Top Secret Project returns


Photo by Ava Hoelzel

The Top Secret Project was held Sept. 30 in the auditorium. The Hazelden Betty Ford Foundation led a presentation about the “mysteries” of the lives of teens. “We feel like it’s so important,” Julia Geigle Chemical Health Specialist says.

Ava Hoelzel, Photographer

The Hazelden Betty Ford Foundation hosted the Top Secret Project on Sept. 30.  The Top Secret Project featured an exhibit and a presentation in the auditorium.  The objective of this event was to inform parents on how to notice abnormal teen behavior, like substance use and mental health issues. 

Julia Geigle, Chemical Health Specialist, said she would attend this event if she were a parent because, “there are no perfect parents. And I think we’re all learning to be better parents. And so I think I see this as an opportunity to learn more.”

The Top Secret Project focuses on teaching parents more about teen’s lives and  how to become more connected with their children. They want to explain to parents, they should not try to look for reasons to punish their kids, but help them.

The way I see it, this is about identifying the signs that our child or a young person at school might be just suffering, might be in pain. I’m concerned that some people might see this as just a way to get kids in trouble,” Geigle said.

From 6:15-7 p.m., an exhibit modeled after a teen’s room was displayed. It had a bed, desk, chair and bedside table with many assorted items. Over 200 items from the bedroom had significance. This shows there are signs in teens and something could happen. 

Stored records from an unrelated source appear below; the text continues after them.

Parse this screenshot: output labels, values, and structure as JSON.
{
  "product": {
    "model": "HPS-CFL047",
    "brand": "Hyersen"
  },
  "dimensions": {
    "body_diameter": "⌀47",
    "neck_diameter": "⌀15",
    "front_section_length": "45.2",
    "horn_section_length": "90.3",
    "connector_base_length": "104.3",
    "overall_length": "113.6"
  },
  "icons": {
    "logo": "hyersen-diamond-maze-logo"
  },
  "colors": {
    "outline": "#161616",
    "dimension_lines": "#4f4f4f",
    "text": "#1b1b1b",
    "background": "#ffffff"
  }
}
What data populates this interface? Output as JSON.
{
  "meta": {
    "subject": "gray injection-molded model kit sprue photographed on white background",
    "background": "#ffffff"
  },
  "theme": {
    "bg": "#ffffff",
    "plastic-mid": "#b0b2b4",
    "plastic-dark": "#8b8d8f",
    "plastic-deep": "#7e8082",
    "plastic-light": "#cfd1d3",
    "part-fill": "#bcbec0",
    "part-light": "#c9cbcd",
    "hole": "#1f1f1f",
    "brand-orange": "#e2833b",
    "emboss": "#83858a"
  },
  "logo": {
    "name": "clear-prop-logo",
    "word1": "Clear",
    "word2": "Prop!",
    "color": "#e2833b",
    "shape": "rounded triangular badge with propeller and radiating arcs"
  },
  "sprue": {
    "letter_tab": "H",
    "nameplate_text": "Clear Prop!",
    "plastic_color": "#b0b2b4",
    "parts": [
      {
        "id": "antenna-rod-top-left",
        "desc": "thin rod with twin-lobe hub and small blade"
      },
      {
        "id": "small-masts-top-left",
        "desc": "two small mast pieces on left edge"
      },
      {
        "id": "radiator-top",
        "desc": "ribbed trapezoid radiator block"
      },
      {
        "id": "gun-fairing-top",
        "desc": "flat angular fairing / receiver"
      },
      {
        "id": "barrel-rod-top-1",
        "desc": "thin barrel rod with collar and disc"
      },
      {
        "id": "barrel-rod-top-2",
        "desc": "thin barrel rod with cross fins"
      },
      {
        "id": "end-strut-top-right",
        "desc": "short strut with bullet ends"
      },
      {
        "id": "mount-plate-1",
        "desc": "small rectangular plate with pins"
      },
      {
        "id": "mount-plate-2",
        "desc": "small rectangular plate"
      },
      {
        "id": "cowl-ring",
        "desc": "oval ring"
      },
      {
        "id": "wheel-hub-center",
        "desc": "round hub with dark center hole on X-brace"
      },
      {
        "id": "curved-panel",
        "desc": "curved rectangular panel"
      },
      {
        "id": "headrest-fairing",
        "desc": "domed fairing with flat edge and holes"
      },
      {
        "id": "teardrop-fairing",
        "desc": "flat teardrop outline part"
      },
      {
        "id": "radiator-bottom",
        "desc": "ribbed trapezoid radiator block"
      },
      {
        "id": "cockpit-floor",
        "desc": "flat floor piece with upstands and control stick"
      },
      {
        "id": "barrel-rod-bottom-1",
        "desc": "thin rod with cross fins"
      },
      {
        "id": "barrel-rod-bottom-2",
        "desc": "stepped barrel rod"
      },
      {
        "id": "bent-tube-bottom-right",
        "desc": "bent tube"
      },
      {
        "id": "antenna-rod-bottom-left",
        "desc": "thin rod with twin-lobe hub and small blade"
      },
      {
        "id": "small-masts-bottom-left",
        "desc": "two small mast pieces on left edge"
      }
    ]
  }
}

“I saw many things that would of concerned me if I were to see them in my child’s room. I never dreamed there were over 200 items in that bedroom that could of potentially have been of concern,” parent Annette Koren said

From 7-8:30 p.m., two women presented. In the beginning of the presentation, they showed different ways teens consume alcohol, drugs and other substances. Another goal of the Top Secret Project was to notify parents on the ways students “cope” with their issues.

Adults need to be aware that these are health conditions, and we need to come together and say, how can we love and support our young people, and not just punish them?”

— Julia Geigle

I think it’s just beneficial for parents and adults just to get more education around the multiple different struggles that some young people have, whether it’s like cutting, like self harming, the presentation talks about the eating disorders,” Geigle said.

They also focused on spreading awareness. The presentation did not just talk about teens using drugs and alcohol, but also about mental health issues and why teens might participate in these activities.

Adults need to be aware that these are health conditions, and we need to come together and say, how can we love and support our young people, and not just punish them?” Geigle said.

This foundation wants to instruct parents on what happens in the lives of teens, so they can then help their kids and maybe other teens as well. Teens have many things going on in their lives, positive and negative.

“I think it’s just being aware that those issues are real, they’re legitimate health issues, like mental health and addiction. Those are health issues. They’re not like choices. Nobody chooses to have depression, nobody chooses to have an addiction, they get the ball rolling, when they start using,” Geigle said.

Although parents might think they know about mental health issues already, they can still learn and benefit from attending this event. The Top Secret Project showed parents a lot of new things about teens. 

“I thought I was fairly knowledgeable, but there is so much out there. I did know a lot, but on the flip side there was a lot more to know,” Koren said.

“I think at the end of the day, I just want people to recognize that, again, mental health, substance use, addiction issues, or health conditions that we all need to be okay talking about, and that they can affect anybody. These are equal opportunity issues,” Geigle said.